A zona das Abrótegas permite o descanso antes da subida final, verdadeiro calvário para quem já está cansado da subida. Ao percorrer o início da subida, um pormenor passa despercebido à quase totalidade das pessoas. Logo no início do declive a antiga estrada dividia-se em duas, com uma a seguir a direcção do Salto do Lobo, local onde decorreram as primeiras explorações de volfrâmio tirando partido do aluvião vindo da Corga da Carvoeirinha. No terreno é difícil vislumbrar sinais desta parte da estrada e só andando alguns metros no caminho principal que segue em direcção a Carris, e depois olhando para trás, é que se vê a antiga estrada já coberta de vegetação. Nesta área não existem construções ou edifícios, exceptuando uma ou outra pequena construção de pastores (os 'fornos') ou outros abrigos. Esta zona provavelmente teria o apoio de edifícios de madeira dos quais não existem quaisquer sinais. Por esta zona deveria passar uma conduta de água que teria a sua origem numa pequena represa próximo da Ponte das Abrótegas e que, apoiada em pilares feitos com aglomerados de pedra, atravessava o pequeno planalto para lá das Abrótegas.

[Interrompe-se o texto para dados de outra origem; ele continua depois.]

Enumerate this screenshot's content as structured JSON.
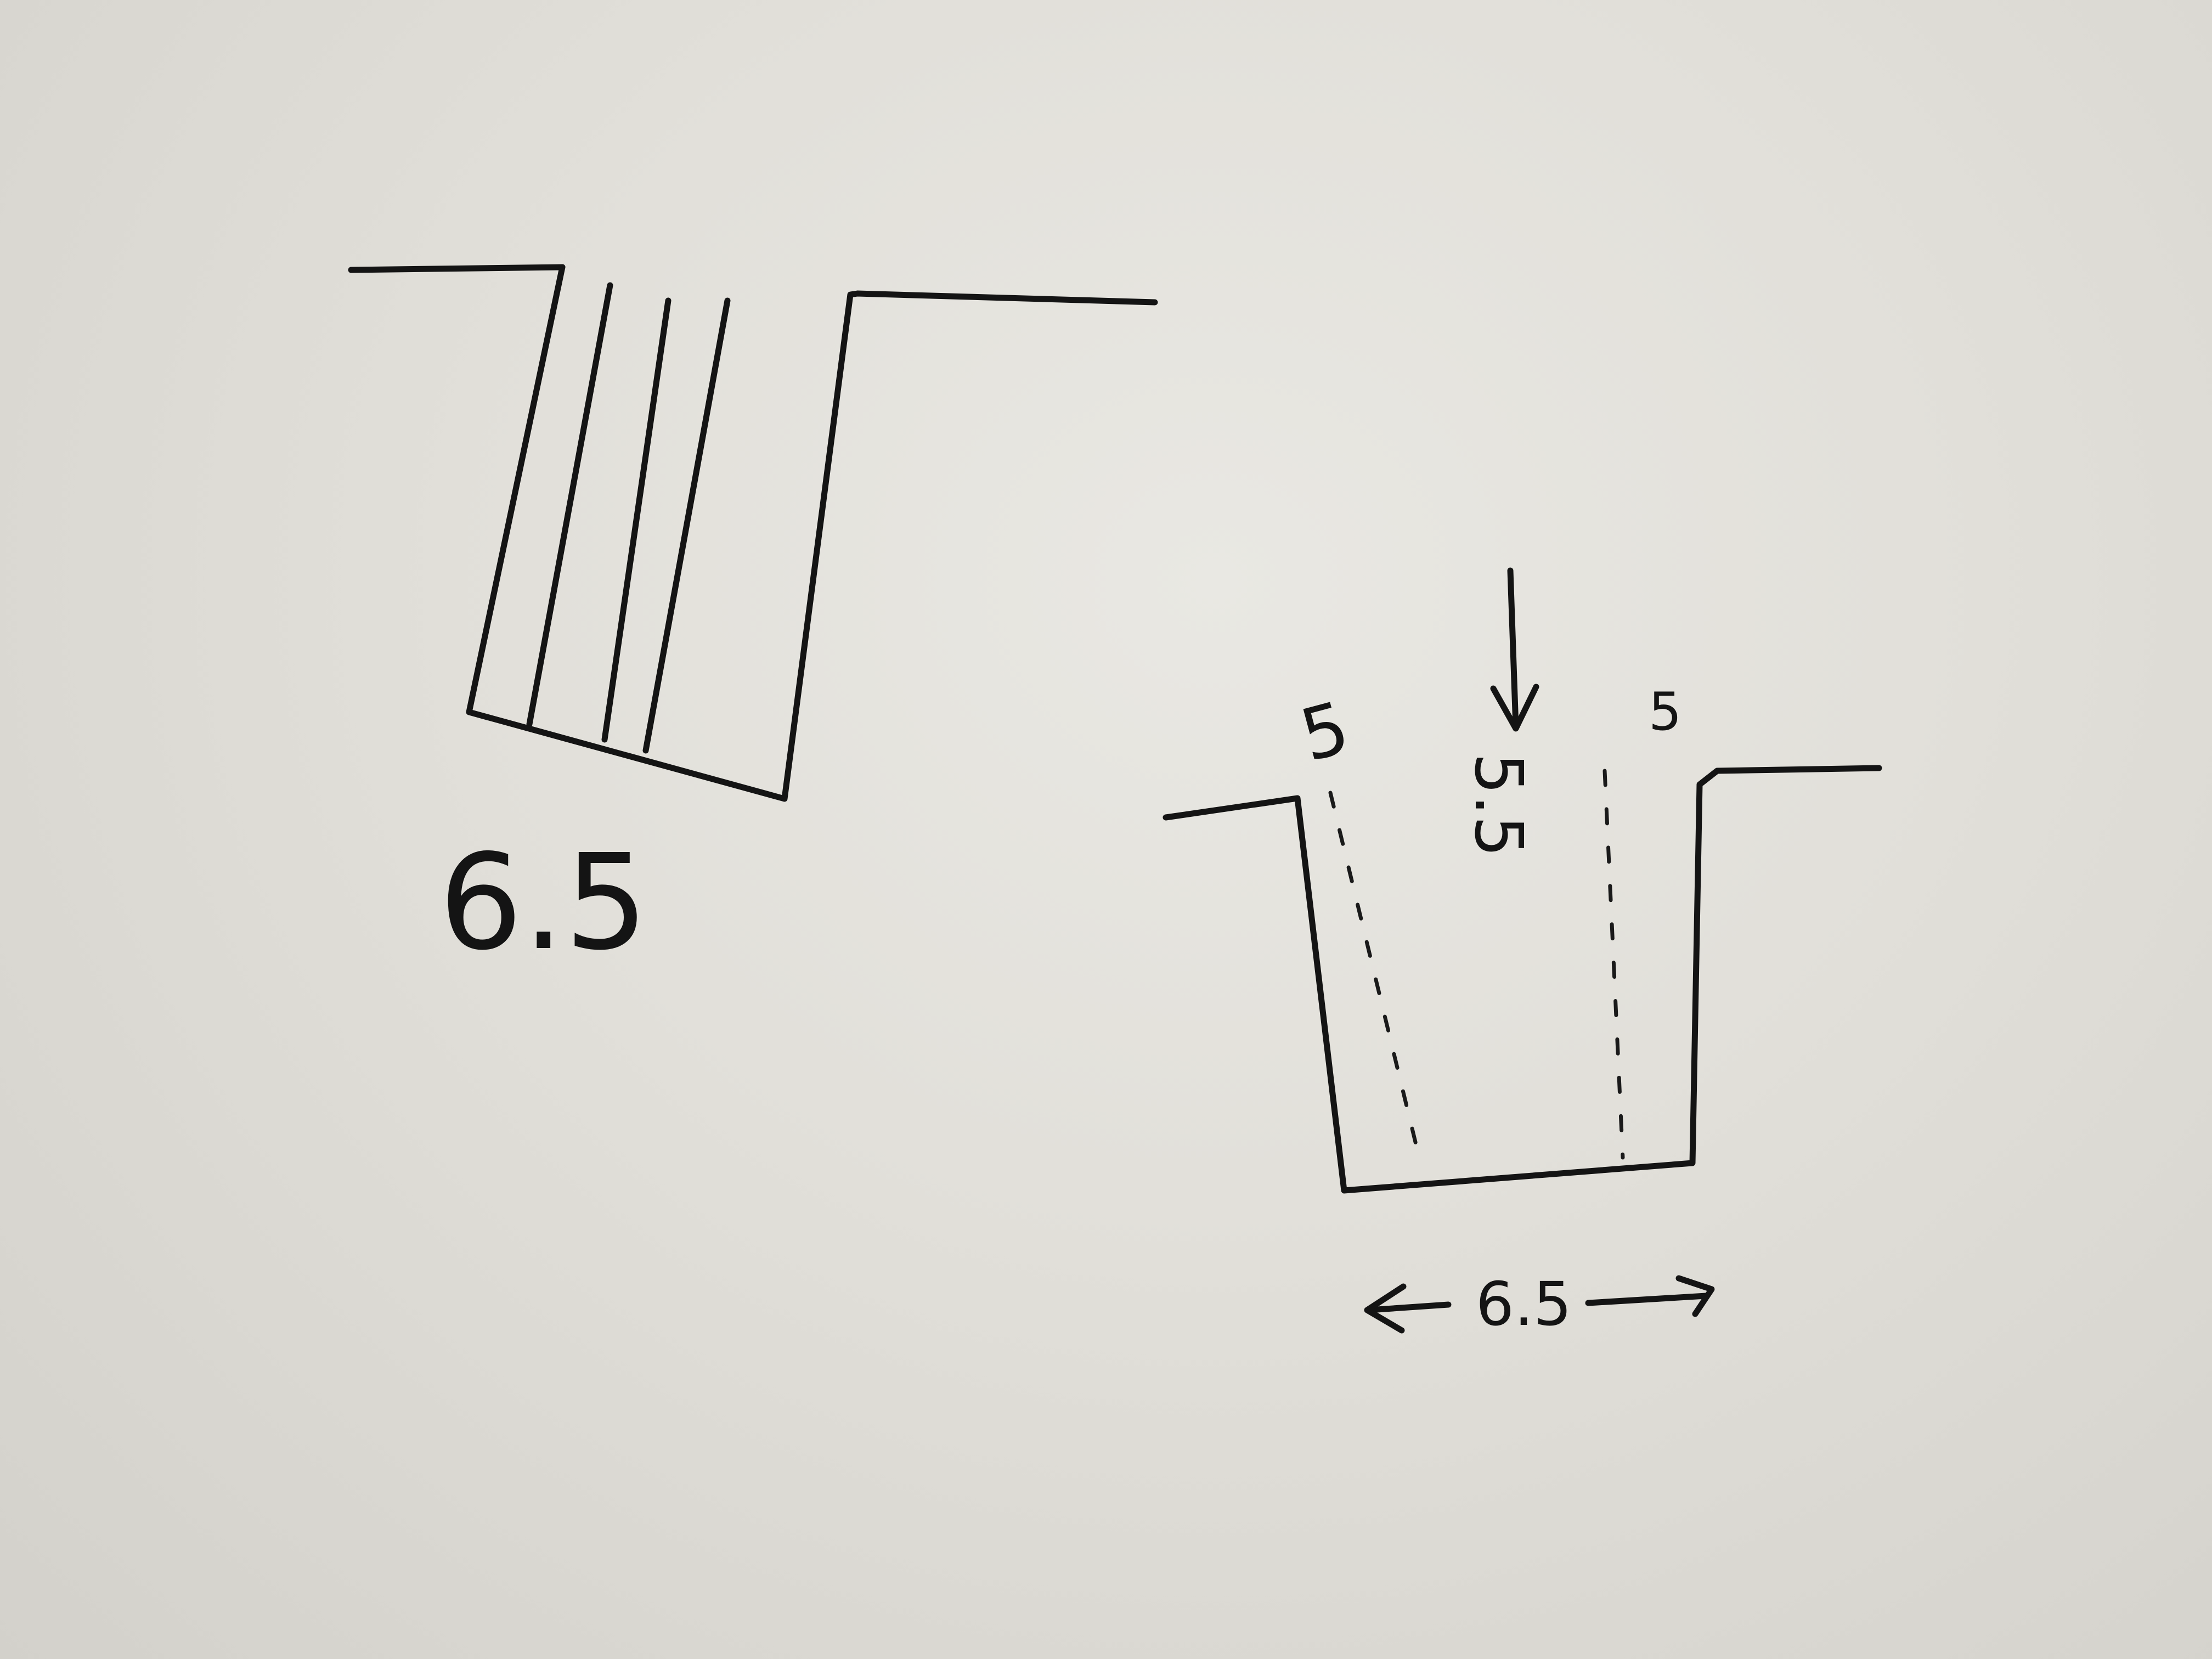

Mais pilares são visíveis no extremo deste planalto, que serve de pastagem de altitude ao gado que nos meses da vezeira passeia pela serra, já próximo do caminho antes deste flectir para a esquerda para iniciar a subida final. Seguindo o prolongamento deste caminho secundário e depois entrando em trilhos de pé posto, chega-se às Minas de Carris pela sua zona inferior junto da lavaria nova, no extremo topo do vale da Corga de Lamalonga.
Mas voltemos à estrada principal e iniciemos a subida final para Carris. A parte final da estrada vence um declive de 70 metros ao longo da Corga da Carvoeirinha e sem dúvida que é para muitos a parte mais complicada de todo o trajecto. No entanto, o final do árduo caminho é sempre uma motivação forte para vencer estes últimos metros.
No troço final o declive torna-se menos intenso, com a estrada a tornar-se quase plana mesmo a chegar ao muro que delimitava a entrada no complexo mineiro de Carris.